Elektroauto für Petrolheads
Spass ist ein integraler Teil des EV6 GT. Er ist eines der wenigen Elektroautos, bei dem man sich als Fahrer wirklich ins Geschehen integriert fühlt und Emotionen verspürt. Die gelungene Fahrwerksabstimmung, die Sportschalensitze und das aggressive Sirren des Antriebs unter Last lassen das Auto mechanisch, nahbar und echt wirken. Man kann sich sogar seinen eigenen Antriebssound aus einem Mix von Klangart, Lautstärke und Tonhöhe komponieren. Wetten: Mit dem EV6 GT werden auch Petrolheads glücklich.
Auf die sanfte Tour
Und Familien, sobald man in den Normal-Modus schaltet. Dann steht nur ein Teil der Leistung zur Verfügung, das Ansprechverhalten der Motoren wird defensiver und man kann entspannt dahingondeln. Okay, bei Stadttempo spricht das Fahrwerk etwas spröde an und die an sich bequemen (und mechanischen!) Sportsitze dürften einen feiner unterteilten Verstellbereich bieten. Ansonsten ist der EV6 auch als GT ein guter Alltagsbegleiter. Er bietet massig Platz für Passagiere und Gepäck, die Bedienung ist simpel, die Ausstattung im GT grundsätzlich voll.
Die abfallende Laderaumhöhe schränkt den Nutzwert etwas ein. Für das Gepäck einer vierköpfigen Familie reicht es trotzdem.
Ein besonderes Lob gilt den Fahrassistenten. So wird im Digitalcockpit beim Blinken ein Kamerabild zur Überwachung des toten Winkels angezeigt. Das Head-up-Display animiert Fahrhilfen wie Navigationspfeile oder den Abstand zu anderen Verkehrsteilnehmern. Und im Infotainment lässt sich alles einstellen, was man sich im E-Auto so wünscht – maximale Batterieladung, Begrenzung der Ladeströme, Ladezeiten und so weiter. Einzige echte Einschränkung beim GT ist die Reichweite. Normal gefahren sind rund 350 Kilometer drin. Immerhin geht Nachladen dank 800-V-Technik unheimlich fix.

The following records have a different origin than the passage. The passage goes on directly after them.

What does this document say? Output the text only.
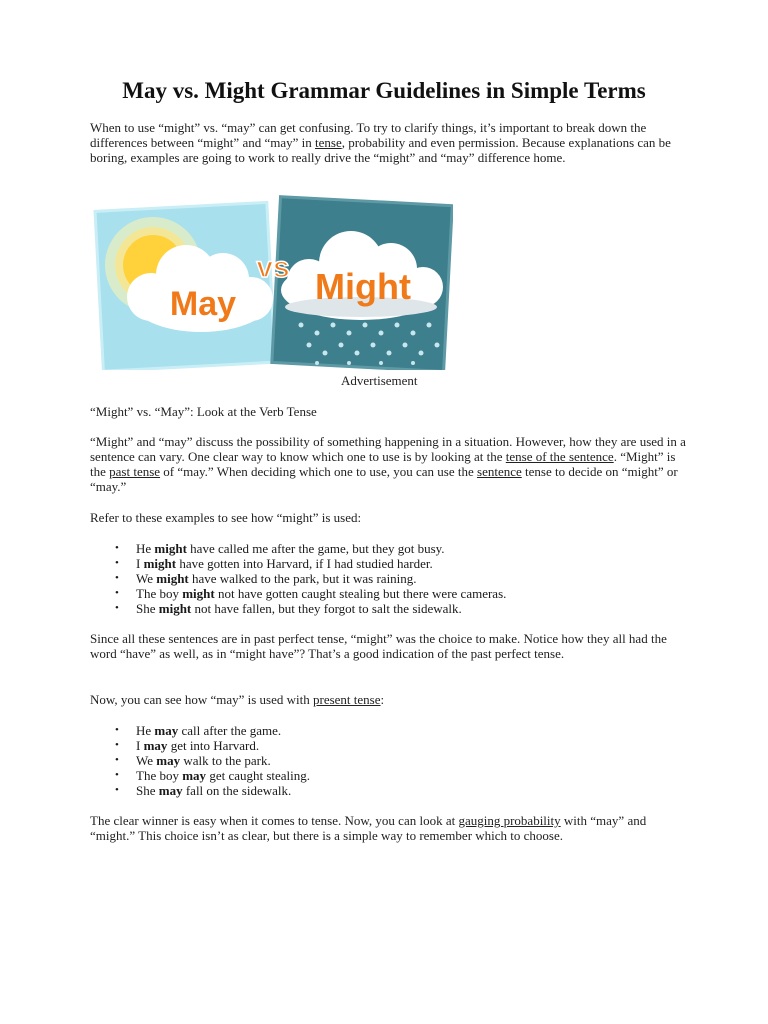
May vs. Might Grammar Guidelines in Simple Terms

When to use “might” vs. “may” can get confusing. To try to clarify things, it’s important to break down the differences between “might” and “may” in tense, probability and even permission. Because explanations can be boring, examples are going to work to really drive the “might” and “may” difference home.

May Might
vs
Advertisement

“Might” vs. “May”: Look at the Verb Tense

“Might” and “may” discuss the possibility of something happening in a situation. However, how they are used in a sentence can vary. One clear way to know which one to use is by looking at the tense of the sentence. “Might” is the past tense of “may.” When deciding which one to use, you can use the sentence tense to decide on “might” or “may.”

Refer to these examples to see how “might” is used:

• He might have called me after the game, but they got busy.
• I might have gotten into Harvard, if I had studied harder.
• We might have walked to the park, but it was raining.
• The boy might not have gotten caught stealing but there were cameras.
• She might not have fallen, but they forgot to salt the sidewalk.

Since all these sentences are in past perfect tense, “might” was the choice to make. Notice how they all had the word “have” as well, as in “might have”? That’s a good indication of the past perfect tense.

Now, you can see how “may” is used with present tense:

• He may call after the game.
• I may get into Harvard.
• We may walk to the park.
• The boy may get caught stealing.
• She may fall on the sidewalk.

The clear winner is easy when it comes to tense. Now, you can look at gauging probability with “may” and “might.” This choice isn’t as clear, but there is a simple way to remember which to choose.
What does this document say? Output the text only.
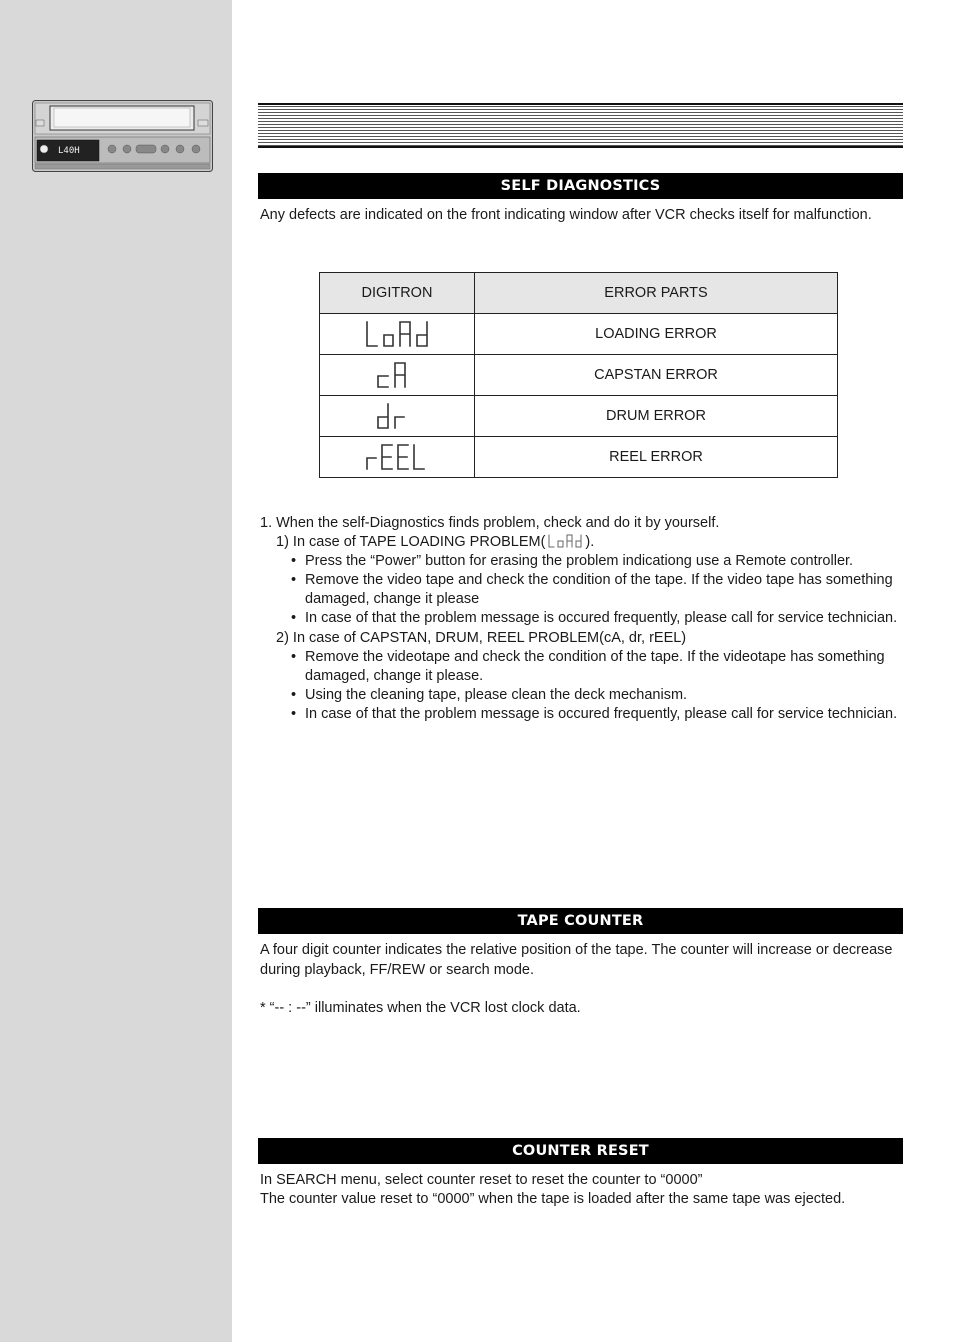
L40H
SELF DIAGNOSTICS

Any defects are indicated on the front indicating window after VCR checks itself for malfunction.

DIGITRON	ERROR PARTS
	LOADING ERROR
	CAPSTAN ERROR
	DRUM ERROR
	REEL ERROR
1. When the self-Diagnostics finds problem, check and do it by yourself.
1) In case of TAPE LOADING PROBLEM(	).
• Press the “Power” button for erasing the problem indicationg use a Remote controller.
• Remove the video tape and check the condition of the tape. If the video tape has something damaged, change it please
• In case of that the problem message is occured frequently, please call for service technician.
2) In case of CAPSTAN, DRUM, REEL PROBLEM(cA, dr, rEEL)
• Remove the videotape and check the condition of the tape. If the videotape has something damaged, change it please.
• Using the cleaning tape, please clean the deck mechanism.
• In case of that the problem message is occured frequently, please call for service technician.
TAPE COUNTER

A four digit counter indicates the relative position of the tape. The counter will increase or decrease during playback, FF/REW or search mode.

* “-- : --” illuminates when the VCR lost clock data.

COUNTER RESET

In SEARCH menu, select counter reset to reset the counter to “0000”

The counter value reset to “0000” when the tape is loaded after the same tape was ejected.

Im Vergleich ein Sonderangebot
800 V sind in dieser Klasse nahezu ein Alleinstellungsmerkmal. Das bieten sonst nur Boliden à la Porsche Taycan und Audi e-tron GT. Möchte man dort in ähnliche PS-Regionen vorstossen, kostet es rund das Doppelte des EV6 GT – und ist dann meist noch nicht bei dessen Ausstattung angelangt. Dasselbe gilt für Mercedes-AMG, dessen Poweräquivalent EQE 53 nur 400-V-Technik bietet.
Clever versteckt: Im Schwung der rechten hinteren Heckleuchte verbirgt sich die Ladeklappe.
Ausstattung, Vielseitigkeit, Power und Fahrspass machen den Kia EV6 GT zum echten Schnäppchen. Nun sind wir auf das Schwestermodell Hyundai Ioniq 5 N gespannt. Der soll in Sachen Performance noch eine ganze Schippe obendrauf legen.
Das Gesamtpaket aus Ausstattung, Nutzwert, Fahrleistungen und Fahrspass ist bei diesem Preis nahezu unschlagbar. Zudem ist er eines der wenigen Elektroautos, das echte Emotionen weckt. Zur Perfektion müsste er nur noch mehr Reichweite bieten.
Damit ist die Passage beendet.